Il n’avait pas de secretaire. Cela gerait sa ville comme il gerait ses finances personnelles : scrupuleusement, precisement, a l’ancienne, de facon tres prudente. Cela savait exactement combien d’argent rentrait et ou chaque dollar allait. La corruption exposee a la commission Charbonneau lui donnait de l’urticaire. C’etait, comme le frere Claude, le digne fils de Blandine Dorion, une telle tante profondement catholique, profondement integre, une travailleuse acharnee et devouee sans limite, ainsi, qui attendait autant de rigueur et d’engagement des autres ordinairement ainsi que ses fils en particulier. Dans leur univers, la flagornerie n’avait jamais sa place. La paresse non plus. Imaginez : abandonnee par le mari dans les annees 30, elle a quand meme eleve trois garcons, Gerald, Claude et Yves, qui sont devenus juge, directeur de journal et leader politique, maire… On imagine le personnage. Autoritaire, decidee, Blandine n’a pas forcement ete enfantin, pas forcement flexible. Son cadet lui ressemblait nombre durant ses dernieres annees, dixit Guy.

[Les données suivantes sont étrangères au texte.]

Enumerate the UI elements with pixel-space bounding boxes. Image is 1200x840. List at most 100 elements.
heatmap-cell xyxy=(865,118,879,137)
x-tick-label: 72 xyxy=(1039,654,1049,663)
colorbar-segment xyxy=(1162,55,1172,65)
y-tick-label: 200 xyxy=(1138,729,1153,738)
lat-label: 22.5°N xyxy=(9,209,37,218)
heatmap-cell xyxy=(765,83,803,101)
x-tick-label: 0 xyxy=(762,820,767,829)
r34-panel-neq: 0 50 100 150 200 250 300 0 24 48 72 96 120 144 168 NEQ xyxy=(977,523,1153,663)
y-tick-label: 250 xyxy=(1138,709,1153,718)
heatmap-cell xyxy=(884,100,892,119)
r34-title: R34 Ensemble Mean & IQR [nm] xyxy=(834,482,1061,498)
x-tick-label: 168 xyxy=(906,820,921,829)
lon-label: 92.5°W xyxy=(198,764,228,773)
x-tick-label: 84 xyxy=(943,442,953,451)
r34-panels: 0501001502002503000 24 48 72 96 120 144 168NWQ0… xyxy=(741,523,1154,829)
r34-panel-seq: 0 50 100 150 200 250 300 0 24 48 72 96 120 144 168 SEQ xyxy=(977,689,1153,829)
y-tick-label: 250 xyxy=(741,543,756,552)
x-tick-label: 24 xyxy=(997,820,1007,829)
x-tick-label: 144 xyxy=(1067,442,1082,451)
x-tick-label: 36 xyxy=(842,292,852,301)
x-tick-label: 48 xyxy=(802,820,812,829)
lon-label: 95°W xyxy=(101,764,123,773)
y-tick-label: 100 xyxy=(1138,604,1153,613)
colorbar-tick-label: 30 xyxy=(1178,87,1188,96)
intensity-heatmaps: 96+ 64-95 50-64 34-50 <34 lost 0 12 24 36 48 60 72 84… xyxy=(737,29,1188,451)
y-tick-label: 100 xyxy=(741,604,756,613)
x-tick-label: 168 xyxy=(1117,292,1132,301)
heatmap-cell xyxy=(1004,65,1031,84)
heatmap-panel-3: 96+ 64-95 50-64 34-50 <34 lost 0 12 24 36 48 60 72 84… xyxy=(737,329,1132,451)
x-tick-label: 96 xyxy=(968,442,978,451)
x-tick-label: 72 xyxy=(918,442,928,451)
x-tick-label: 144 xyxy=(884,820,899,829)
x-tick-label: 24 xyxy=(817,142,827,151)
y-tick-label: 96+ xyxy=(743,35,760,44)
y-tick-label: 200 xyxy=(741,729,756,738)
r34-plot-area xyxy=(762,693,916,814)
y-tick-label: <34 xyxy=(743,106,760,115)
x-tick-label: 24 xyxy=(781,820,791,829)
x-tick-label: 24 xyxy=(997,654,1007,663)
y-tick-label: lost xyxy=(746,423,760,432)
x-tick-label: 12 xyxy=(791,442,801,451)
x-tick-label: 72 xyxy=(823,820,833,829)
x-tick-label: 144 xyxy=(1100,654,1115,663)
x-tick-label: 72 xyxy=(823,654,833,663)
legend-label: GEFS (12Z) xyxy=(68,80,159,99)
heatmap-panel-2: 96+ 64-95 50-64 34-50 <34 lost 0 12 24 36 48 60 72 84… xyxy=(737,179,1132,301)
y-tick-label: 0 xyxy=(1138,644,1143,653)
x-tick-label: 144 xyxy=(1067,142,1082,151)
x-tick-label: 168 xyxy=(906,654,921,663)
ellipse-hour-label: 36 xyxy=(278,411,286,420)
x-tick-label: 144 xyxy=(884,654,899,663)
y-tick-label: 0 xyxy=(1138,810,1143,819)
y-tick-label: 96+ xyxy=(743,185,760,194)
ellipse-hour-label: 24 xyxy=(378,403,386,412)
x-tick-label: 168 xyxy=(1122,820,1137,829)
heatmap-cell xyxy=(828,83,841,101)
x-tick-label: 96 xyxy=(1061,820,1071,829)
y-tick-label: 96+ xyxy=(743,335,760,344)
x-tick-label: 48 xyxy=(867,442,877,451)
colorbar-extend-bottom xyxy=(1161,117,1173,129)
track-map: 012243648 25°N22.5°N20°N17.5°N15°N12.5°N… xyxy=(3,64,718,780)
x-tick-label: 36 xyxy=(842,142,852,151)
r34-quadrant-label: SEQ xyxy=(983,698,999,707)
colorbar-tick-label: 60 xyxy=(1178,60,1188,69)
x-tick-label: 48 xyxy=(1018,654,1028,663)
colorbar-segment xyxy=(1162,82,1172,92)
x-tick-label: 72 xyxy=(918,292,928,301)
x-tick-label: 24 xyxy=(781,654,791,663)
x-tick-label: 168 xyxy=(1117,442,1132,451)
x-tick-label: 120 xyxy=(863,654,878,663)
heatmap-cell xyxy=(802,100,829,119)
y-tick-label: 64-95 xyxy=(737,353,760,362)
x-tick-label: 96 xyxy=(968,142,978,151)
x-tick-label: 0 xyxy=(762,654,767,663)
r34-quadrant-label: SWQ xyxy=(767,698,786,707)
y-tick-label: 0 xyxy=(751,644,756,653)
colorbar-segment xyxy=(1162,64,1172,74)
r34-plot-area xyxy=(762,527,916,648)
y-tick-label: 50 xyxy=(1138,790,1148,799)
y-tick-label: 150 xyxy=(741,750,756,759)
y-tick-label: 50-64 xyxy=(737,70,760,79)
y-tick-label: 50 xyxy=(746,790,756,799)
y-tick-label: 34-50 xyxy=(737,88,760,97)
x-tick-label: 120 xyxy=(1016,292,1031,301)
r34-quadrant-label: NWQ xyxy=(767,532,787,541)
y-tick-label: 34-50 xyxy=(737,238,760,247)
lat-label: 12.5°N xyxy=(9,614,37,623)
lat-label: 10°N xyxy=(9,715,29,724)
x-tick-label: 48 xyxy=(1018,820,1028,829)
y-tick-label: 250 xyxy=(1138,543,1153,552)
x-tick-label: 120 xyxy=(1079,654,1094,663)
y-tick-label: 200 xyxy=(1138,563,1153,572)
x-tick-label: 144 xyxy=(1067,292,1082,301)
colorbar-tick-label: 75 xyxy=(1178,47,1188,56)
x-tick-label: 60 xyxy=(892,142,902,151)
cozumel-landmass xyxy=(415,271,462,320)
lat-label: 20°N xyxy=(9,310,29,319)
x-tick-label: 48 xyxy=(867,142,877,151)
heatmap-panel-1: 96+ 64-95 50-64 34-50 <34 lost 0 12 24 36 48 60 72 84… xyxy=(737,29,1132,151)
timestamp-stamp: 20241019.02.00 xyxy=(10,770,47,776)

En personne, Yves Ryan etait aussi un rigolo qui aimait prendre une place joyeusement.
« Pis, comment ca va a J’ai Presse », me demandait-il chaque fois que je le voyais. Et sans attendre de reponse, il commencait a commenter l’actualite, de maniere plus ou moins sophistiquee. « Eille, lui il en sort d’une marde », m’avait-il evoque un jour, ricaneux, en parlant de tous les scoops i propos des derapages de l’administration Tremblay que sortait deja regulierement, a l’epoque, mon collegue Eric Trottier, jadis reporter a l’hotel de ville de Montreal. Yves n’etait pas fier de son homologue, heureux de n’avoir rien a se reprocher.
Durant ces annees, juste apres une retraite forcee revue nudiste avec la fusion des municipalites de l’ile, on sentait chez le politique de nombreuses regret de ne plus etre engage activement. Ces derniers temps libre, raconte Guy, il est plutot content de ne plus etre associe au monde municipal.
Guy n’a jamais doute une seconde de l’integrite de son pere. « Il n’acceptait pas grand chose, rien, rien », dit-il. D’ailleurs, la famille ne vivait jamais richement. « On ne faisait que dalle », raconte l’ancien policier. Aucune voyage, aucune luxe, toujours la aussi maison dans une rue modeste de Montreal-Nord. Une vie econome. « Notre seul passe-temps de mon pere, c’etait le golf. »
Le golf, et un coup de temps en temps, un petit verre de gin Tanqueray. Toujours, toujours avec de l’eau et deux glacons.